The power of boring

Dharmesh Shah has written a great post about the power of polarization over on

I find the "be remarkable" message tremendously inspiring and exciting. It makes me think.

And yet …

… is it actually true that curve-jumping companies selling remarkable products to a small but polarised audience are more successful than boring companies selling average products to average people?

I’m not convinced. For every Apple there’s a Microsoft; for every for Twitter a SAS institute; for every 37signals, an SAP. There are a lot of very boring, very succesful companies quietly knuckling down to the boring business of figuring out what customers want, building it and then selling it to them.

The ‘remarkable’ companies are, by definition, companies that stick in our minds. But we shouldn’t blindly follow them, basing our decisions on individual, vivid and easy-to-recall examples when the data lies in the dull.

5 responses to “The power of boring”

  1. Simon Galbraith says:

    Neil – I couldn’t agree more. A lot of the examples from Seth Godin and others are those that anecdotally appear to agree with them, without a deep analysis of the true reason for their success. For example Southwest Airlines is held up as a poster child of how you can succeed by loving your customers (their stock market ticker is LUV). However Ryanair, which has roughly the same business model, treats its customers with contempt (Ryanair has been voted as the World’s Least Favorite Airline by TripAdvisor). Both are really successful despite having polar opposite approaches to customer service. I’d guess both airlines have succeeded because they do the boring bits of operating a low cost model brilliantly.
    I think you are correct that satisfying the core requirements of what customers truly need is much more important than getting a small group of people very very excited.

  2. Corey says:

    But there’s more to running a business than turning a profit. Or at least, there can be. For me the reason the curve-jumpers are exciting and inspirational is because they provide a model for business success that ALSO provides a model for “spiritual” success. They break down the old idea that you can either make money or do what you love.
    CAN you succeed by being a ruthless cold-hearted bastard? Clearly, for certain definitions of “success”, anyway.
    But I don’t WANT to be a ruthless cold-hearted bastard. I’ll never be any good at it, anyway, and it doesn’t sound like much fun. The reason I’m more interested in the Southwests and Apples isn’t because I think they offer the ONLY path to success, but because they offer a path to business success that looks like fun to me.
    And life’s too short to not have fun.

  3. brydon says:

    I didn’t take Dharmesh’s post to mean you couldn’t be boring. If some people call your product boring then you’ve polarized people haven’t you? I took it to say take a stand, piss some people off. Being boring pisses some people off.
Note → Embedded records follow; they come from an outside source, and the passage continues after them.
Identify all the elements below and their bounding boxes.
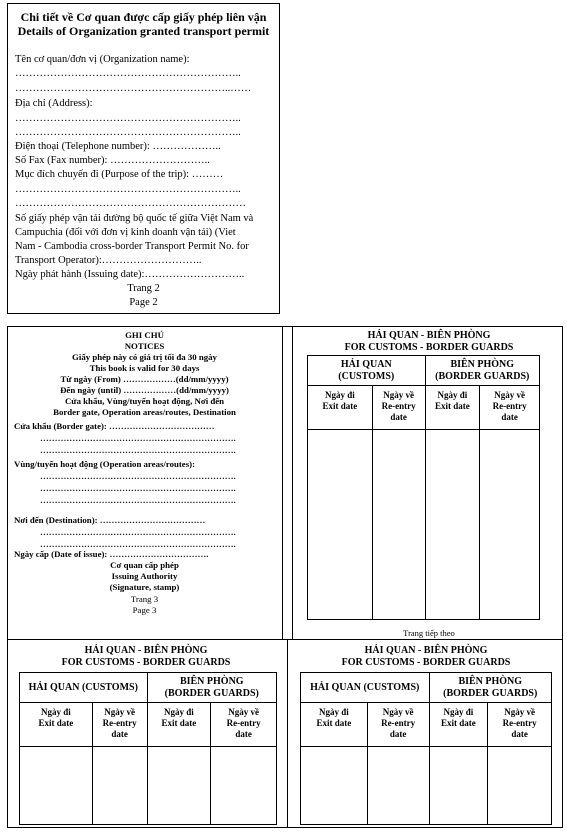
guards-exit-date-entry[interactable]: [429, 747, 488, 825]
page-2-title-vi: Chi tiết về Cơ quan được cấp giấy phép liên vận: [20, 10, 267, 24]
page-2-title-en: Details of Organization granted transport permit: [17, 24, 270, 38]
customs-header-vi: HẢI QUAN: [340, 358, 392, 370]
spread-horizontal-divider: [7, 639, 563, 640]
customs-reentry-date-header: Ngày về Re-entry date: [92, 703, 147, 747]
customs-exit-date-header: Ngày đi Exit date: [20, 703, 93, 747]
continued-next-page: Trang tiếp theo: [403, 628, 455, 638]
customs-header-inline: HẢI QUAN (CUSTOMS): [310, 681, 420, 693]
spread-divider-top-2: [292, 326, 293, 639]
signature-stamp: (Signature, stamp): [109, 582, 180, 592]
address-dots-2: ………………………………………………………..: [15, 127, 241, 138]
validity-vi: Giấy phép này có giá trị tối đa 30 ngày: [72, 352, 217, 362]
page-number-en: Page 2: [129, 297, 158, 308]
spread-divider-top: [282, 326, 283, 639]
customs-header-cell: [301, 673, 430, 703]
address-label: Địa chỉ (Address):: [15, 98, 93, 109]
permit-number-line-4: Transport Operator):………………………..: [15, 255, 202, 266]
customs-reentry-date-header: Ngày về Re-entry date: [372, 386, 425, 430]
destination-dots-1: ………………………………………………………….: [40, 527, 236, 537]
destination-dots-2: ………………………………………………………….: [40, 539, 236, 549]
page-2-card: [7, 3, 280, 314]
guards-exit-date-header: Ngày đi Exit date: [147, 703, 211, 747]
guards-exit-date-header: Ngày đi Exit date: [429, 703, 488, 747]
fax-line: Số Fax (Fax number): ………………………..: [15, 155, 210, 166]
until-date-line: Đến ngày (until) ………………(dd/mm/yyyy): [60, 385, 229, 395]
customs-title-en-3: FOR CUSTOMS - BORDER GUARDS: [341, 657, 511, 668]
guards-reentry-date-header: Ngày về Re-entry date: [211, 703, 277, 747]
destination-line: Nơi đến (Destination): ………………………………: [14, 515, 206, 525]
border-guards-header-en: (BORDER GUARDS): [164, 687, 259, 699]
issuing-authority-en: Issuing Authority: [111, 571, 178, 581]
permit-number-line-2: Campuchia (đối với đơn vị kinh doanh vận tải) (Viet: [15, 227, 236, 238]
page-3-notices: [7, 326, 282, 639]
guards-exit-date-entry[interactable]: [147, 747, 211, 825]
customs-reentry-date-entry[interactable]: [367, 747, 429, 825]
border-gate-line: Cửa khẩu (Border gate): ………………………………: [14, 421, 215, 431]
telephone-line: Điện thoại (Telephone number): ………………..: [15, 141, 221, 152]
border-guards-header-vi: BIÊN PHÒNG: [450, 358, 515, 370]
operation-areas-label: Vùng/tuyến hoạt động (Operation areas/routes):: [14, 459, 195, 469]
purpose-label: Mục đích chuyến đi (Purpose of the trip): ………: [15, 169, 224, 180]
issuing-authority-vi: Cơ quan cấp phép: [110, 560, 179, 570]
customs-title-en-2: FOR CUSTOMS - BORDER GUARDS: [61, 657, 231, 668]
page-number-vi: Trang 2: [127, 283, 160, 294]
guards-reentry-date-entry[interactable]: [480, 430, 540, 620]
notices-heading-vi: GHI CHÚ: [125, 330, 164, 340]
border-guards-header-cell: [147, 673, 276, 703]
customs-log-table-1: [307, 355, 540, 620]
permit-number-line-1: Số giấy phép vận tải đường bộ quốc tế giữa Việt Nam và: [15, 213, 254, 224]
border-guards-header-vi: BIÊN PHÒNG: [179, 675, 244, 687]
purpose-dots-1: ………………………………………………………..: [15, 184, 241, 195]
guards-reentry-date-entry[interactable]: [488, 747, 552, 825]
guards-reentry-date-header: Ngày về Re-entry date: [480, 386, 540, 430]
customs-title-en: FOR CUSTOMS - BORDER GUARDS: [344, 342, 514, 353]
guards-exit-date-entry[interactable]: [425, 430, 480, 620]
org-name-dots-2: ……………………………………………………..……: [15, 83, 252, 94]
customs-header-cell: [20, 673, 148, 703]
page-3-number-vi: Trang 3: [130, 594, 159, 604]
border-gate-dots-2: ………………………………………………………….: [40, 445, 236, 455]
border-guards-header-cell: [429, 673, 552, 703]
customs-exit-date-entry[interactable]: [20, 747, 93, 825]
operation-dots-2: ………………………………………………………….: [40, 483, 236, 493]
permit-number-line-3: Nam - Cambodia cross-border Transport Permit No. for: [15, 241, 249, 252]
customs-exit-date-header: Ngày đi Exit date: [308, 386, 373, 430]
customs-title-vi-3: HẢI QUAN - BIÊN PHÒNG: [364, 645, 488, 656]
customs-exit-date-entry[interactable]: [308, 430, 373, 620]
org-name-label: Tên cơ quan/đơn vị (Organization name):: [15, 54, 190, 65]
from-date-line: Từ ngày (From) ………………(dd/mm/yyyy): [60, 374, 229, 384]
customs-header-inline: HẢI QUAN (CUSTOMS): [28, 681, 138, 693]
customs-header-en: (CUSTOMS): [338, 370, 395, 382]
customs-exit-date-entry[interactable]: [301, 747, 368, 825]
border-guards-header-cell: [425, 356, 539, 386]
border-gate-dots-1: ………………………………………………………….: [40, 433, 236, 443]
customs-exit-date-header: Ngày đi Exit date: [301, 703, 368, 747]
purpose-dots-2: …………………………………………………………: [15, 198, 246, 209]
customs-log-table-3: [300, 672, 552, 825]
operation-dots-1: ………………………………………………………….: [40, 471, 236, 481]
validity-en: This book is valid for 30 days: [89, 363, 200, 373]
address-dots-1: ………………………………………………………..: [15, 113, 241, 124]
customs-log-table-2: [19, 672, 277, 825]
border-guards-header-en: (BORDER GUARDS): [435, 370, 530, 382]
spread-divider-bottom: [287, 639, 288, 828]
customs-reentry-date-entry[interactable]: [92, 747, 147, 825]
notices-heading-en: NOTICES: [124, 341, 165, 351]
guards-exit-date-header: Ngày đi Exit date: [425, 386, 480, 430]
customs-header-cell: [308, 356, 426, 386]
gate-heading-vi: Cửa khẩu, Vùng/tuyến hoạt động, Nơi đến: [64, 396, 225, 406]
border-guards-header-en: (BORDER GUARDS): [443, 687, 538, 699]
border-guards-header-vi: BIÊN PHÒNG: [458, 675, 523, 687]
operation-dots-3: ………………………………………………………….: [40, 495, 236, 505]
guards-reentry-date-header: Ngày về Re-entry date: [488, 703, 552, 747]
guards-reentry-date-entry[interactable]: [211, 747, 277, 825]
page-3-number-en: Page 3: [132, 605, 157, 615]
org-name-dots-1: ………………………………………………………..: [15, 68, 241, 79]
gate-heading-en: Border gate, Operation areas/routes, Destination: [53, 407, 236, 417]
customs-title-vi: HẢI QUAN - BIÊN PHÒNG: [367, 330, 491, 341]
customs-reentry-date-header: Ngày về Re-entry date: [367, 703, 429, 747]
customs-reentry-date-entry[interactable]: [372, 430, 425, 620]
issue-date-line: Ngày cấp (Date of issue): …………………………….: [14, 549, 209, 559]
issuing-date-line: Ngày phát hành (Issuing date):………………………..: [15, 269, 245, 280]
customs-title-vi-2: HẢI QUAN - BIÊN PHÒNG: [84, 645, 208, 656]
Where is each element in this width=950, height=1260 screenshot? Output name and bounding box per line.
  4. I think a distinction should be made between seemingly boring, fairly mass-market products and niche markets. Actually, SAS has been a revoluntionary company in many ways, most significantly in the way it treats employees. The reverence for the company is astounding, even among people who have no idea about its business. As for Southwest, yes, they do treat customers well, but I like them primarily for their new boarding system, their on-time record, and cheap fares. That sounds boring, but when placed in context with the competition, it’s amazing.
    I’m convinced that given a singular vision and execution excellence, a company can be remarkable with the most pedestrian of products.

  5. Alison says:

    Twitter vs SAS. I love them both – but that’s an interesting juxtaposition.
    I wonder, is it possible to be both boring and exciting? How can we challenge larger *quiet* companies to continue providing products that customers really need and to anticipate future needs at the same time?
    From my perspective as a SAS marketer, I also enjoy the challenge of finding new ways to make analytics sound cool.